Coupled with the COVID-19 pandemic, it has become an even greater challenge to fill the vast number of open jobs with qualified workers at all levels, from entry-level to highly skilled.

“The biggest factor we’re facing [to the economy] is the lack of performance in our public education system, most especially in the Black community, the Latino community and for [students with disabilities] who have borne the brunt of this gap in our education system,” Jandernoa said.

More than anything, working together to hear one another — even when there is disagreement — is key to movement building in this work. It’s one of the key strategies to building diverse coalitions, said Natasha Ushomirsky, the Education Trust’s State Director for Massachusetts. “People show up for people,” she said. “We can still create change where we can find common ground.”

In perhaps the biggest takeaway on building a coalition of diverse voices, Ushomirsky added that it’s important to accept that coalition building is living, breathing work, built on the basis of strong trusting relationships. Getting to an agreement of change or new policy is the first step. Making sure that those policies are implemented in partnership with communities is the long-term work, several panelists agreed.

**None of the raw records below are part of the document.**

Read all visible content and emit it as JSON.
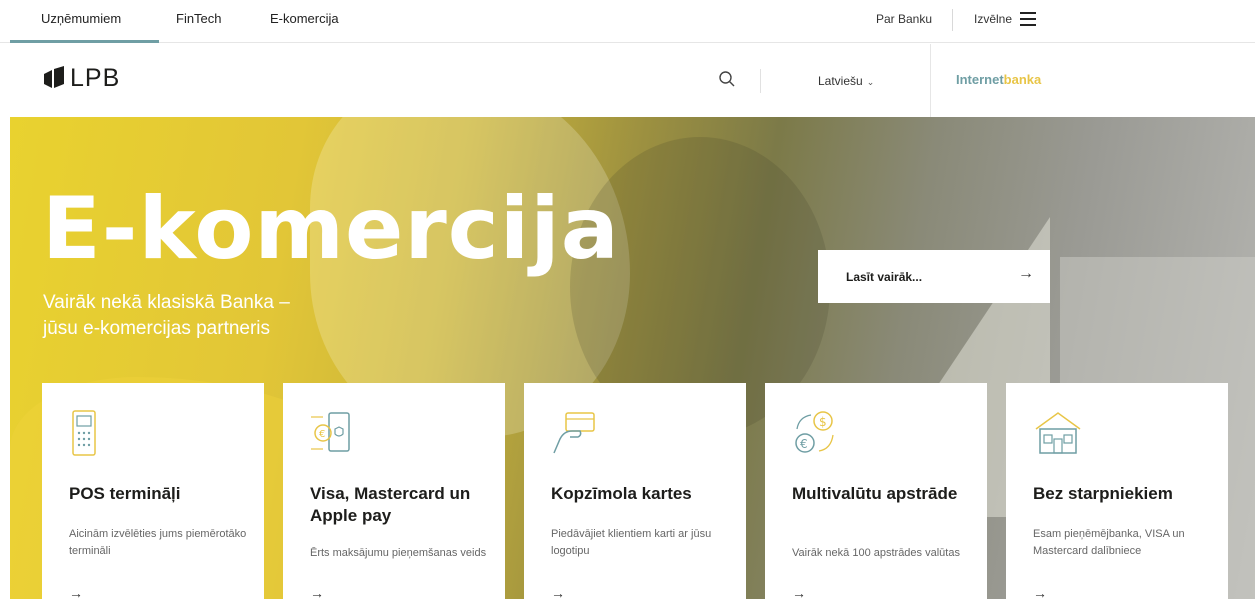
{
  "topnav": {
    "tabs": [
      "Uzņēmumiem",
      "FinTech",
      "E-komercija"
    ],
    "about": "Par Banku",
    "menu": "Izvēlne"
  },
  "header": {
    "logo_text": "LPB",
    "language": "Latviešu",
    "internetbank_part1": "Internet",
    "internetbank_part2": "banka"
  },
  "hero": {
    "title": "E-komercija",
    "subtitle_line1": "Vairāk nekā klasiskā Banka –",
    "subtitle_line2": "jūsu e-komercijas partneris",
    "cta_label": "Lasīt vairāk...",
    "cta_arrow": "→"
  },
  "cards": [
    {
      "title": "POS termināļi",
      "desc": "Aicinām izvēlēties jums piemērotāko termināli",
      "icon": "pos-terminal-icon"
    },
    {
      "title": "Visa, Mastercard un Apple pay",
      "desc": "Ērts maksājumu pieņemšanas veids",
      "icon": "payment-phone-icon"
    },
    {
      "title": "Kopzīmola kartes",
      "desc": "Piedāvājiet klientiem karti ar jūsu logotipu",
      "icon": "card-hand-icon"
    },
    {
      "title": "Multivalūtu apstrāde",
      "desc": "Vairāk nekā 100 apstrādes valūtas",
      "icon": "currency-exchange-icon"
    },
    {
      "title": "Bez starpniekiem",
      "desc": "Esam pieņēmējbanka, VISA un Mastercard dalībniece",
      "icon": "house-icon"
    }
  ],
  "colors": {
    "accent_teal": "#6f9ea4",
    "accent_yellow": "#e8c547",
    "hero_yellow": "#e9d22f"
  }
}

This is made apparent from the implementation of transformative educational funding policy made by Massachusetts lawmakers in 2019. With approving up to an additional $8798 per student in high needs districts in an effort to create an equitable educational landscape, there came the need to engage the voices of educators and people on the ground in schools and classrooms to ensure that such a policy is implemented in a way that will ensure its success in practice and not just on paper.

Adnoris “Bo” Torres, a former educator and community organizer Detroit, now working in Grand Rapids as a project supervisor for the Strong Beginnings-Healthy Start program, spoke of the need to ensure that.

As necessary as business, civic and policy leaders are to making change, in order for changes in practice and method to be widely embraced, educators and families in diverse communities must have input, he said.

“When we reach authentically into community, we know that community has those answers,” Torres said. “When we look at what equity really does, put that as a north star, and then include diversity and what inclusion really means in a space like education, we have to envelop ourselves and look at what those students are facing daily…that’s what is going to drive the answers that we need for our educators, support staff, and students in community.”